Comparing all pairwise comparisons in a between subjects anova (with a suggested generalization to repeated measures!)
Various authors (Ramsey PH and Ramsey PP (2008); Richter and McCann (2012)) recommend using the Tukey-Kramer procedure to compare all possible group means assuming homogeneity of group variances and allowing different group sizes. It is found to give the best any-pair power if the overall F test is not significant. This procedure is computed for upto 10 means using this spreadsheet. It may also be computed using the mc or mcneq procedures found by typing mc and mcneq at a UNIX prompt. Ramsey and Ramsey (2008) further recommend using the less conservative Hayter-Fisher modification of the Tukey-Kramer procedure for maximizing any-pair power in the presence of a significant overall F value in exploratory studies. This is also computed in the spreadsheet. The top line in output sheet 2 of the spreadsheet is the studentised range statistic, q(r,df) where r is the total number of groups being compared and df is the degrees of freedom of the error term in the one-way ANOVA (see Howell (2002)). The other two lines are the Tukey-Kramer p-value and the Hayter-Fisher modification. Further details about Hayter-Fisher can be found here.
When quoting the results we quote the overall F from the ANOVA and mention which groups differ using Tukey or its variants.

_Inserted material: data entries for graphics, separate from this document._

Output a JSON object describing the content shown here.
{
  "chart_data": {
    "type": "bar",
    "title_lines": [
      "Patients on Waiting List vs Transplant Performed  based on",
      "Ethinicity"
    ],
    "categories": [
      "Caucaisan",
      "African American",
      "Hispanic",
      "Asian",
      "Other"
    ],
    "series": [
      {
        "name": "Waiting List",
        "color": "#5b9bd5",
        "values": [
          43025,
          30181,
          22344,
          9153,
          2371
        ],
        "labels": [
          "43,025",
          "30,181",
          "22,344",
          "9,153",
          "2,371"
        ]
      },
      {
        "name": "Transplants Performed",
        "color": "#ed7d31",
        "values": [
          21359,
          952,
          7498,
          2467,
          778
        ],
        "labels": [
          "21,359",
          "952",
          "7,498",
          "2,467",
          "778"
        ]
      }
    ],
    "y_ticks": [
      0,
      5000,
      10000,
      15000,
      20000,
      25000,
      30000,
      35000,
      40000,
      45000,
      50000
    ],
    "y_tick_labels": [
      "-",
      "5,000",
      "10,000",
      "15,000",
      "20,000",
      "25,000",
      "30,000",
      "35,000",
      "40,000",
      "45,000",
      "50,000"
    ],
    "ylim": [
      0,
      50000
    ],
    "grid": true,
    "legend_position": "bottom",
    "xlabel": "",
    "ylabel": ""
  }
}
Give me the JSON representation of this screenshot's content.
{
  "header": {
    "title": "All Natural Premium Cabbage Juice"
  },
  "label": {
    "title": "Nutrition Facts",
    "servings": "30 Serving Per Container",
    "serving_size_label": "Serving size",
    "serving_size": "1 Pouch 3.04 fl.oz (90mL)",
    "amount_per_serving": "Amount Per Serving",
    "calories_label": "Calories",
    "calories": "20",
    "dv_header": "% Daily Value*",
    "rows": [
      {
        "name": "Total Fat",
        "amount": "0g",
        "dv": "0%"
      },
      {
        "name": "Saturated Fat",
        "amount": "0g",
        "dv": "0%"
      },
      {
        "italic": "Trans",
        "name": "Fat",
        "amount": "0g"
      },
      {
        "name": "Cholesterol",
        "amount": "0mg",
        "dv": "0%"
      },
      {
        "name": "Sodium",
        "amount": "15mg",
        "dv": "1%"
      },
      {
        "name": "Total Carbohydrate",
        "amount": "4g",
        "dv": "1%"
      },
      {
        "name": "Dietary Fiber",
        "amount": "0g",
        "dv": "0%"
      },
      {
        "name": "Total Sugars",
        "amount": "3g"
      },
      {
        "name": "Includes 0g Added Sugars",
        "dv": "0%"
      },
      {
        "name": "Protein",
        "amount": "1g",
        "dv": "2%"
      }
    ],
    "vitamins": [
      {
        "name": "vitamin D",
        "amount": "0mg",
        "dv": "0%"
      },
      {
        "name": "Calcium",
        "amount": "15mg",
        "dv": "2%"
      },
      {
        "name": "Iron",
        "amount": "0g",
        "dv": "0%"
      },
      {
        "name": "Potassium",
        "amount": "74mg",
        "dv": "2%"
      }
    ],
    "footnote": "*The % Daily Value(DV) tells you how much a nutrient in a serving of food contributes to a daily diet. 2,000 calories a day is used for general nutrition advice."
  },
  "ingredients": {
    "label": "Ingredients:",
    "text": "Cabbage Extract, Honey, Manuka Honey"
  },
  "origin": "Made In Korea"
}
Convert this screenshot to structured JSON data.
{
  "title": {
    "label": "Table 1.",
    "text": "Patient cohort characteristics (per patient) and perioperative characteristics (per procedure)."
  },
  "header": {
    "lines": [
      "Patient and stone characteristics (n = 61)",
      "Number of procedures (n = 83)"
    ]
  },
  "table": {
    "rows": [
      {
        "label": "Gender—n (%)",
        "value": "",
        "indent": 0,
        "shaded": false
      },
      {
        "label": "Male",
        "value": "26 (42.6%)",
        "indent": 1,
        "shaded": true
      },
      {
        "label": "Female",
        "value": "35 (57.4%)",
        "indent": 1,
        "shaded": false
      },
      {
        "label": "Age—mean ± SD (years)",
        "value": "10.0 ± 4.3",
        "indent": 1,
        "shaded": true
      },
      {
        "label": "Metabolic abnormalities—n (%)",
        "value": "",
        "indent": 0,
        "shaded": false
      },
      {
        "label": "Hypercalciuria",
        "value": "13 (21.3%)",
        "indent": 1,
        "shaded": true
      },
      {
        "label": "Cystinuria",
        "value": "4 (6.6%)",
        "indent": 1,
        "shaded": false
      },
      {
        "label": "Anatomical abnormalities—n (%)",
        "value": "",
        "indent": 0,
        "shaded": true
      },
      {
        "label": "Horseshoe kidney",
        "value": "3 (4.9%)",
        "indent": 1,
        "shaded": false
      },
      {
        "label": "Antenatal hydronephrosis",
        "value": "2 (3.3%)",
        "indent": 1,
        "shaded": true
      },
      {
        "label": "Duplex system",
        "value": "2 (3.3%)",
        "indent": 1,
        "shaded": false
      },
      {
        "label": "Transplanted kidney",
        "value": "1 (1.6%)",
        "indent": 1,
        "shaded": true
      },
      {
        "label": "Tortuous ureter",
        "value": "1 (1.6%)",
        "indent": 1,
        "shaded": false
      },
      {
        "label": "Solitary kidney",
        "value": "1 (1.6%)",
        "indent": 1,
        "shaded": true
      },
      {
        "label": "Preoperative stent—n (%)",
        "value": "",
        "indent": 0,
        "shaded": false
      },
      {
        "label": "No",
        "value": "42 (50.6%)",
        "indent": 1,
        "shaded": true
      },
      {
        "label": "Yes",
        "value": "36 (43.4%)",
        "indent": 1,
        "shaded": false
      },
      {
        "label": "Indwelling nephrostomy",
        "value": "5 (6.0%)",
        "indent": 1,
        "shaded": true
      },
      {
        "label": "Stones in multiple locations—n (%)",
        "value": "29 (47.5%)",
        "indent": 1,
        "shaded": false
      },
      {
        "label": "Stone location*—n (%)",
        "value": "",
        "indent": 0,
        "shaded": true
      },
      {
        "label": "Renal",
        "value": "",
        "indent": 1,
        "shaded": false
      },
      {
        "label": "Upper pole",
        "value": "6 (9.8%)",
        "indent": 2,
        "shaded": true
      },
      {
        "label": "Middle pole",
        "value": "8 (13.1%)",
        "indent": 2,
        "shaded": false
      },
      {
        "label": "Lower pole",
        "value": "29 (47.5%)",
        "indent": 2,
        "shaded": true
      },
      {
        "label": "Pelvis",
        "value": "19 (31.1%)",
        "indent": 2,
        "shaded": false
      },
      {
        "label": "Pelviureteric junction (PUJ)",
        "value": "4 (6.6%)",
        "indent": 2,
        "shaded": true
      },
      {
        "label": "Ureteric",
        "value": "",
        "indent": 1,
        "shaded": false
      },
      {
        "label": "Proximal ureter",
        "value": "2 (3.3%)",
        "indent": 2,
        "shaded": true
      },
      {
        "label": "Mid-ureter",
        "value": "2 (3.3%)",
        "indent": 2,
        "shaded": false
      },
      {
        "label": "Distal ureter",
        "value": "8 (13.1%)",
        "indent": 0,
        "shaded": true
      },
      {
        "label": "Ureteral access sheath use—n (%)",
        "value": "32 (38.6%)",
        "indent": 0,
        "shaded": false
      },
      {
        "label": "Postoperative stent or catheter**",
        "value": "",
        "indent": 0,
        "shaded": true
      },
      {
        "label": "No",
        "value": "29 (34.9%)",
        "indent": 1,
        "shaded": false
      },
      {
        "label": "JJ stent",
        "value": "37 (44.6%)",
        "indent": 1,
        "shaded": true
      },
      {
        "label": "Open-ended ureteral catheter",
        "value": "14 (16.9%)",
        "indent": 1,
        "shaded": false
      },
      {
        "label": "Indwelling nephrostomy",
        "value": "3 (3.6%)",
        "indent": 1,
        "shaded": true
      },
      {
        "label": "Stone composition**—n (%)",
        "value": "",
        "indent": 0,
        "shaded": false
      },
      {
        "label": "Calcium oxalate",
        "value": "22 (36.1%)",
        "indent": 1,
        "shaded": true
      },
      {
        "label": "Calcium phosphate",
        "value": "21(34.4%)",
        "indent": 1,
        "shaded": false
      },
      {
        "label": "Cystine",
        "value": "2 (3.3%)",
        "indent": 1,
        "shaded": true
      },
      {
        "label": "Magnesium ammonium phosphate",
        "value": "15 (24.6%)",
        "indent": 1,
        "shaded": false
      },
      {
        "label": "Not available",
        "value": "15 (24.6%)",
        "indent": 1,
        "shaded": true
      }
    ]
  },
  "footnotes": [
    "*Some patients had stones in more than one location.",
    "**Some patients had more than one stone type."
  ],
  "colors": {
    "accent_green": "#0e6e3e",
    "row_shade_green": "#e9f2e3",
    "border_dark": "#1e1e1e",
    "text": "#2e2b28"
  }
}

For example we might say something such as Using the Tukey-Kramer test there is a significant difference between the tumour diameter for 5-flourouracil and the other two drugs tested, F(5,47) = 10.46, p < .05.
The Games-Howell approach is recommended by Field, 2005 and Howell, 2002 for all pairwise comparisons when there are also heterogeneous group variances in addition to, possibly, unequal group sizes. The Games-Howell approach, as well as all the other post-hoc procedures mentioned on this page, may be computed in SPSS using the GLM:univariate procedure which handles between subject post-hoc comparisons or by using this spreadsheet.
A flow chart detailing issues involved in the choice of post-hoc tests for between subject designs is here. The chart suggests two alternative tests to the Tukey-Kramer mentioned above for groups with homogeneous variances but of different size. Tukey HSD test can be used when the sample sizes are close, enabling the use of the harmonic mean which averages group sizes when they are not too dissimilar. Tukey's test is computed by this spreadsheet which uses the sample size harmonic mean for unequal sample sizes. Tukey's test (see pages 399-400 of Howell (2002)) may also be used for comparing all pairwise group difference based on a single repeated measures factor (Tabachnick and Fidell, 2007). For a worked example of using Tukey's HSD with groups from repeated measures data see here. In this article Howell suggests using stepdown approaches for comparing group means in repeated measures testing. Further details of these methods and their computation may be found here.
Note (just in case you were wondering!): The above spreadsheets quote the, perhaps, more familiar t-statistic rather than the studentised range statistic, q, (which is quoted in the output of e.g. the mc and mcneq UNIX programs at CBSU) although we, equivalently, still use the studentised range statistic for testing. In fact, as Howell (2002, p.392) points out, q and t can be used interchangeably since q = sqrtt.
Field A (2005) Discovering statistics using SPSS. Second edition. Sage:London.
Howell DC (2002) Statistical methods for psychologists. Fifth edition. Wadsworth:Pacific Grove, CA.
Ramsey PH and Ramsey PP (2008) Power of pairwise comparisons in the equal variance and unequal sample size case. British Journal of Mathematical and Statistical Psychology 61(1) 115-131.
Richter SJ and McCann MH (2012) Using the Tukey–Kramer omnibus test in the Hayter–Fisher procedure British Journal of Mathematical and Statistical Psychology 65(3) 499–510.
Tabachnick BG and Fidell LS (2007) Using multivariate statistics. Pearson Educational:Boston,USA.